Mes chers Confrères,

ANNÉE 2005

LA PROFESSION DOIT S’AFFIRMER

out d’abord permettez-moi de vous présenter mes meilleurs vœux pour cette année 2005, qu’elle soit une année de bonheur et de réussite pour chacun d’entre vous.

J’ai souhaité en ce début d’année, prendre un peu de recul de façon à ce que la période électorale (régionale et nationale) soit terminée, avant de revenir vers vous.

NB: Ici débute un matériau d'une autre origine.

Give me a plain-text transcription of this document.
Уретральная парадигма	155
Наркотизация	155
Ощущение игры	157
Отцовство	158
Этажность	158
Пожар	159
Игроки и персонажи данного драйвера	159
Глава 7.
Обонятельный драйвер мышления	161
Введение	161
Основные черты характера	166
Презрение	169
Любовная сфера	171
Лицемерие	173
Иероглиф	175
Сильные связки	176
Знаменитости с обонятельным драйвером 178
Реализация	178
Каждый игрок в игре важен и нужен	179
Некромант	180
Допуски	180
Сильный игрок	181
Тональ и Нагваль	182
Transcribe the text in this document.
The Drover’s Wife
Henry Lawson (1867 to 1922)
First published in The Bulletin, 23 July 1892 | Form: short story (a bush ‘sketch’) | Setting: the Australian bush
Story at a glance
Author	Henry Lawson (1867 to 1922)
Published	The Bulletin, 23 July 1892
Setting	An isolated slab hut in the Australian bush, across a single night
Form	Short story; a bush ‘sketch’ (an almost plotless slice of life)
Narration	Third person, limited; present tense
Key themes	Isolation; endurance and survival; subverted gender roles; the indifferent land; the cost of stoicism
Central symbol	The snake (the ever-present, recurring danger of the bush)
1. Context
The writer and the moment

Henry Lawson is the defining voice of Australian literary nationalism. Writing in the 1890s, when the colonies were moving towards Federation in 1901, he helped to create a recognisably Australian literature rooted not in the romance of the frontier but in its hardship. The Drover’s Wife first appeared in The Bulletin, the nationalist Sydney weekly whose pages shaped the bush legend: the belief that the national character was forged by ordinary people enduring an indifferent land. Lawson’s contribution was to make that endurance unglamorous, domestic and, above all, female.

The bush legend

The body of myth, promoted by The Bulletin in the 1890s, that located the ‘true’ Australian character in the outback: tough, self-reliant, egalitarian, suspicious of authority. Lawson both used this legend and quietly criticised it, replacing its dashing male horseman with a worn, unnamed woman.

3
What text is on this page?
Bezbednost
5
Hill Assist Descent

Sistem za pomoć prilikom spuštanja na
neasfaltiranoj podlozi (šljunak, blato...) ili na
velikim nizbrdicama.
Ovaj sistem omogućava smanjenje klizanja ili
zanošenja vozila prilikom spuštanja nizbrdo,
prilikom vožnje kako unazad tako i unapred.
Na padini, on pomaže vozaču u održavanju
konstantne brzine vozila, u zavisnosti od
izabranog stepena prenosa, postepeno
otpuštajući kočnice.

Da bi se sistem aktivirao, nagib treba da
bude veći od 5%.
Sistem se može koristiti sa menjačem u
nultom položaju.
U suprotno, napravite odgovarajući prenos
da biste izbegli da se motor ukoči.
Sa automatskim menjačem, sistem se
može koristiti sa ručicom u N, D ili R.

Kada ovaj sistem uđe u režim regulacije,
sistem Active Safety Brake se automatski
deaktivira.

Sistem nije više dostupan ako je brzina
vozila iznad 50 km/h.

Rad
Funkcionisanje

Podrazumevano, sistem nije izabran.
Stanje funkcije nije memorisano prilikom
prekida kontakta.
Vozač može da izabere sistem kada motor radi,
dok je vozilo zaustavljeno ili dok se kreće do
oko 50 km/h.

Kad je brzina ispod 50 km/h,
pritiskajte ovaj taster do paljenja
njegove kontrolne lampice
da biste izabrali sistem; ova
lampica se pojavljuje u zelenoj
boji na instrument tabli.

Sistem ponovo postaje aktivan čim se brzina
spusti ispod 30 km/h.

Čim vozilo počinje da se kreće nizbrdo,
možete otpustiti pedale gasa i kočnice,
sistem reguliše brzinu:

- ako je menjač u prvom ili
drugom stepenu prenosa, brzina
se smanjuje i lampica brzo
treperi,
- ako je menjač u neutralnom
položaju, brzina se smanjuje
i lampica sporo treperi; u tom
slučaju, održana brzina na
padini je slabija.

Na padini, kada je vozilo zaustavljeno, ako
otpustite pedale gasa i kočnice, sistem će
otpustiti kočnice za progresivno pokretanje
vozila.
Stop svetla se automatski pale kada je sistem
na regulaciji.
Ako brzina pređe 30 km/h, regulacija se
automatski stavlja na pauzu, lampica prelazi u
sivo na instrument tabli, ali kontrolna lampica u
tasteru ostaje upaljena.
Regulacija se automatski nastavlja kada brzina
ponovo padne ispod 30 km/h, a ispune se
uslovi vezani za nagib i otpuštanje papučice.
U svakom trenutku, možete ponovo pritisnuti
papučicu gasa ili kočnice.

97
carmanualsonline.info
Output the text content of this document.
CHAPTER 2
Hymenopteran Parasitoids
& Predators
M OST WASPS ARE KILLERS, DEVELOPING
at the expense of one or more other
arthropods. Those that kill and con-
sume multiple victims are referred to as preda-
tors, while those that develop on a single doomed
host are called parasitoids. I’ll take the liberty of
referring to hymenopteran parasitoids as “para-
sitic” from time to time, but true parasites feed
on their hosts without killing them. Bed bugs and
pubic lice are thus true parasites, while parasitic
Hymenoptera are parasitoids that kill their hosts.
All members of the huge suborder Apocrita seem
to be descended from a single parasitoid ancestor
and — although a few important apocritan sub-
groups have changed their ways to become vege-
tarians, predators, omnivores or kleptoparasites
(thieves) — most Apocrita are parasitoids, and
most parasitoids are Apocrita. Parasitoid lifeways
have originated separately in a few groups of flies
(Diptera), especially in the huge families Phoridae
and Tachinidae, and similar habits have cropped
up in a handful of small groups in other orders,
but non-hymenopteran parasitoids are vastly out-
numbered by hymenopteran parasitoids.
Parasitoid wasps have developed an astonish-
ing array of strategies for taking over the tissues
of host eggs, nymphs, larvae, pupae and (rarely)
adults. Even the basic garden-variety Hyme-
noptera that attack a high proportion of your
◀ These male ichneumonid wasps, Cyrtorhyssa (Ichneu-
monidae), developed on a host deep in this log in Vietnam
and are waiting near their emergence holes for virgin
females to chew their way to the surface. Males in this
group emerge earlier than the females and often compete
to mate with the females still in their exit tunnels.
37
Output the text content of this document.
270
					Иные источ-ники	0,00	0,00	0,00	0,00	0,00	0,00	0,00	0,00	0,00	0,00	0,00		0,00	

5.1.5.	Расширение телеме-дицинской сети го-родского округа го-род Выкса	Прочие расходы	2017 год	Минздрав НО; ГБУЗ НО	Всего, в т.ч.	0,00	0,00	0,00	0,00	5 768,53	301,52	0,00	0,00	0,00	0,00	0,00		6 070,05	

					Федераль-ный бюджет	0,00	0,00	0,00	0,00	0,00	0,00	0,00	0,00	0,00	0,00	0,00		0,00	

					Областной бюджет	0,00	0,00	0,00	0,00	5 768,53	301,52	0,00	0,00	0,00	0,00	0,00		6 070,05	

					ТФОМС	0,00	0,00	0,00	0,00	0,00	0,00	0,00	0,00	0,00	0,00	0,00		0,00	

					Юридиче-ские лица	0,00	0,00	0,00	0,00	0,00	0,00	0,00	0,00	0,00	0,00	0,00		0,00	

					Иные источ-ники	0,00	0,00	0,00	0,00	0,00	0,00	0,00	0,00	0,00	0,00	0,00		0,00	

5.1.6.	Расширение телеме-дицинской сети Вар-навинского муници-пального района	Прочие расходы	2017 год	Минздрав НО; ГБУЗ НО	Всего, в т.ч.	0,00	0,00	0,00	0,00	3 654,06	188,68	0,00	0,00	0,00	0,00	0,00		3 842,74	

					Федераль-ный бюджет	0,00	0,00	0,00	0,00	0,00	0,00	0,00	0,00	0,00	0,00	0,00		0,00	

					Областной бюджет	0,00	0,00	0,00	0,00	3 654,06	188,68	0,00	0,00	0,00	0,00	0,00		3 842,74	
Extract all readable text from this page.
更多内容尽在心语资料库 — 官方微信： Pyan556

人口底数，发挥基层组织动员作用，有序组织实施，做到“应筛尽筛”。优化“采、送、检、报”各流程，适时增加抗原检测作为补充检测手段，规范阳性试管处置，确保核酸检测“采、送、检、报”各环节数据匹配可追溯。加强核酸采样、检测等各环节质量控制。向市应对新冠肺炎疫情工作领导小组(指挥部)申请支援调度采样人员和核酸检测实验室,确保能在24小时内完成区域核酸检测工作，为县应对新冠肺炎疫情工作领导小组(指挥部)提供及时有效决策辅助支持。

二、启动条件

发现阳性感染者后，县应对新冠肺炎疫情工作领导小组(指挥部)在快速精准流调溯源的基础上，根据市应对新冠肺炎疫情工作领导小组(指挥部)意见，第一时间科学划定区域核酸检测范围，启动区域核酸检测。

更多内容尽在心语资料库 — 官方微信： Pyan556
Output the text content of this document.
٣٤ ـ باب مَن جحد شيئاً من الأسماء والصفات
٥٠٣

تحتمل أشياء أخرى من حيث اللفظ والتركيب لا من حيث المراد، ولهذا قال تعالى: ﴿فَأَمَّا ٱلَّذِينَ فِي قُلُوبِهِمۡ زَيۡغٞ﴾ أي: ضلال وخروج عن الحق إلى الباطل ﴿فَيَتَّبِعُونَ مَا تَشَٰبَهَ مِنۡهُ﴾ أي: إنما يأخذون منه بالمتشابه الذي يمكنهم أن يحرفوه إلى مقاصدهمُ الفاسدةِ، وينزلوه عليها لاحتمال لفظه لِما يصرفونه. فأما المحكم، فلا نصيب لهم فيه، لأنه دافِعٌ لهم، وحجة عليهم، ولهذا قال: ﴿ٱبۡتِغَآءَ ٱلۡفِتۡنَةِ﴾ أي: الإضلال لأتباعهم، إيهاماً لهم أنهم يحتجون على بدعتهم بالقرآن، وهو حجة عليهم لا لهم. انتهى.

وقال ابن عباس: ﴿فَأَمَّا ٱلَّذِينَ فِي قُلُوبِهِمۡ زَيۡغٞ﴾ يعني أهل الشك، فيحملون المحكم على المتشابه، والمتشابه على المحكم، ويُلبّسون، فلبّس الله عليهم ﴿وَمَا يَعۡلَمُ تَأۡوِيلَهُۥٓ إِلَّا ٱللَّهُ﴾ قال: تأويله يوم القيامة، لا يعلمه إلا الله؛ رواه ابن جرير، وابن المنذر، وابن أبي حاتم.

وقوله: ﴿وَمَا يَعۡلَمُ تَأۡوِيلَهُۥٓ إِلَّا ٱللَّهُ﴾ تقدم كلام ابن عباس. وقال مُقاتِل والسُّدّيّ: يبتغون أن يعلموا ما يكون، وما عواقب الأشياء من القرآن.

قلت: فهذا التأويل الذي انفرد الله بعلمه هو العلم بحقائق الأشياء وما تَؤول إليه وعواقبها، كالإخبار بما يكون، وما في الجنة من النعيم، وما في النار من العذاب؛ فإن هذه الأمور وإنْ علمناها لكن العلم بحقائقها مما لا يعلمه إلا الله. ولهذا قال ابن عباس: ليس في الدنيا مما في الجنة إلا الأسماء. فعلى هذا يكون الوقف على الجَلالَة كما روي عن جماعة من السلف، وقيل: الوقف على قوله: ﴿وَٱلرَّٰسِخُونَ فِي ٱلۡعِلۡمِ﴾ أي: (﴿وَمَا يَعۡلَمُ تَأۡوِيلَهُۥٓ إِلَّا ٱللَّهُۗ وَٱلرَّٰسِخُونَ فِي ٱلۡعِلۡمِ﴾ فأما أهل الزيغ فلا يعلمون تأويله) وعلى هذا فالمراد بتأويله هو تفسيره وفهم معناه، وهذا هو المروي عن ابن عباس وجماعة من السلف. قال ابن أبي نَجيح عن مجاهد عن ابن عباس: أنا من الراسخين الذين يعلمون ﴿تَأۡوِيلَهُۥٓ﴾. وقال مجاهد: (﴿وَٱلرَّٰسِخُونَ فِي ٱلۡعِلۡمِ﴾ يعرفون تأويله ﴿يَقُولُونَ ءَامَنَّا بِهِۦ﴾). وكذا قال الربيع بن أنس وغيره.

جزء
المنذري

Au niveau régional, permettez-moi une nouvelle fois de remercier les membres sortant de notre conseil régional et qui ont su m’apporter leur compétent et amical concours.

Les nouveaux élus ont rejoint l’équipe de ceux qui n’avaient pas à se présenter à vos suffrages. Ensemble, nous essaierons de représenter notre profession et de vous apporter ce dont vous avez besoin. Nous serons attentifs à vos propositions.

Au niveau national, un Président a terminé son mandat,Vincent Baillot vient d’être élu.

Je souhaite que le nouveau Président donne un souffle nouveau au fonctionnement de nos instances, de façon à ce que nous puissions nous faire entendre au plus haut niveau, que les confrères retrouvent le sentiment que la Compagnie Nationale est l’instance représentative de toute leur profession vis-à-vis des pouvoirs publics notamment.

Il est urgent que l’institution se retrouve à l’écoute du terrain.

Cela n’est pas incompatible avec la prise en compte de l’environnement de plus en plus international dans lequel nous vivons.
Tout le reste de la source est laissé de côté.